The reporting of home care monthly statements should be standardised across the industry and expenditure tracked over time to assess the impact of the February policy changes, researchers say.

The reporting of home care monthly statements should be standardised across the industry and expenditure tracked over time to assess the impact of the February policy changes, researchers say.

Health economics professor Julie Ratcliffe has completed a study of individual budget expenditure under the consumer-directed home care packages program and found significant variation in financial statements among providers.

The research examined the monthly statements of 92 clients over a 12-month period between July 2015 and June 2016.

The ARC Linkage project was conducted by Flinders University and the University of Sydney with five aged care partner organisations – ACH Group, Helping Hand and Resthaven in South Australia and Catholic Healthcare and HammondCare in NSW.

Professor Ratcliffe presented the study’s findings at the 2017 AAG Conference in Perth earlier this month.

The study found administration and care coordination expenses accounted for 40 per cent of package expenditure, while 60 per cent of funds was for direct care and equipment purchases.

For level 1 and 2 home care packages, 25 per cent of package expenditure was spent on administration and 16 per cent on care coordination. In level 3 and 4 packages, administration costs accounted for 20 per cent of expenses and care coordination 18 per cent.

Over 50 per cent of expenditure in CDC packages was attributable to direct care services and around 8 per cent on other expenses such as home maintenance, transport, allied health services, and goods and equipment, she said.

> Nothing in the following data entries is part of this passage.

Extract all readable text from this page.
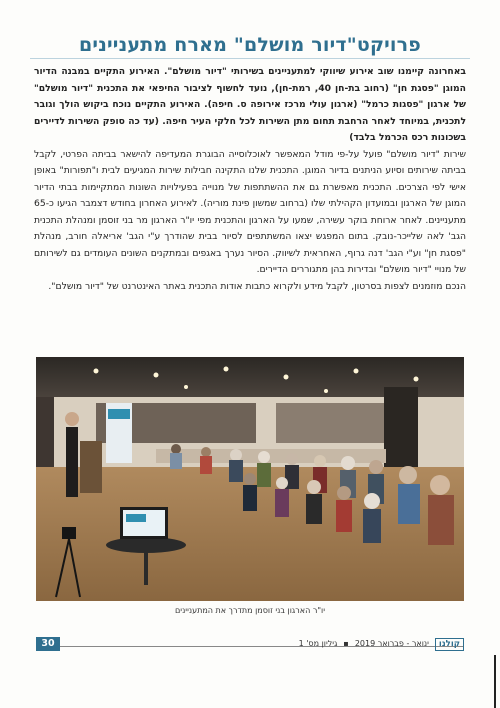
פרויקט"דיור מושלם" מארח מתעניינים

באחרונה קיימנו שוב אירוע שיווקי למתעניינים בשירותי "דיור מושלם". האירוע התקיים במבנה הדיור המוגן "פסגת חן" (רחוב בת-חן 40, רמת-חן), נועד לחשוף לציבור החיפאי את התכנית "דיור מושלם" של ארגון "פסגות כרמל" (ארגון עולי מרכז אירופה ס. חיפה). האירוע התקיים נוכח ביקוש הולך וגובר לתכנית, במיוחד לאחר הרחבת תחום מתן השירות לכל חלקי העיר חיפה. (עד כה סופק השירות לדיירים בשכונות רכס הכרמל בלבד)

שירות "דיור מושלם" פועל על-פי מודל המאפשר לאוכלוסייה הבוגרת המעדיפה להישאר בביתה הפרטי, לקבל בביתה שירותים וסיוע הניתנים בדיור המוגן. התכנית שלנו התקינה חבילות שירות המגיעים לבית ו"תפורות" באופן אישי לפי הצרכים. התכנית מאפשרת גם את ההשתתפות של מנוייה בפעילויות השונות המתקיימות בבתי הדיור המוגן של הארגון ובמועדון הקהילתי שלו (ברחוב שמשון פינת מוריה). לאירוע האחרון בחודש דצמבר הגיעו כ-65 מתעניינים. לאחר ארוחת בוקר עשירה, שמעו על הארגון והתכנית מפי יו"ר הארגון מר בני זוסמן ומנהלת התכנית הגב' לאה שלייכר-נובק. בתום המפגש יצאו המשתתפים לסיור בבית שהודרך ע"י הגב' אריאלה חורב, מנהלת "פסגת חן" וע"י הגב' דנה גרוף, האחראית לשיווק. הסיור נערך באגפים ובמתקנים השונים העומדים גם לשירותם של מנויי "דיור מושלם" ובדירות בהן מתגוררים הדיירים.

הנכם מוזמנים לצפות בסרטון, לקבל מידע ולקרוא כתבות אודות התכנית באתר האינטרנט של "דיור מושלם".

יו"ר הארגון בני זוסמן מתדרך את המתעניינים
30	קולנו
ינואר - פברואר 2019
▪
גיליון מס' 1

The proportion of expenditure on home maintenance and transport was much higher in level 1 and 2 packages, compared to levels 3 and 4.

Professor Ratcliffe said longitudinal tracking was needed to investigate the impact of the policy decision to attach funding to the consumer from 27 February on expenditure patterns and administrative efficiency in the sector.

She said unsurprisingly the key drivers of expenditure were hours of formal care support received and the package level.

Since the change to CDC in July 2015, the administration charges of home care providers have come under significant scrutiny. Since February providers have been encouraged to report their average funds available for care on My Aged Care as part of increased transparency measures.

As CCR reported, a survey of 77 home care providers in 2015 showed that on average providers were taking 27 per cent of a consumer’s subsidy in administration and case management fees. Average figures ranged from 29 per cent for a Level 1 and 3 package, to 21 per cent for a Level 4 package.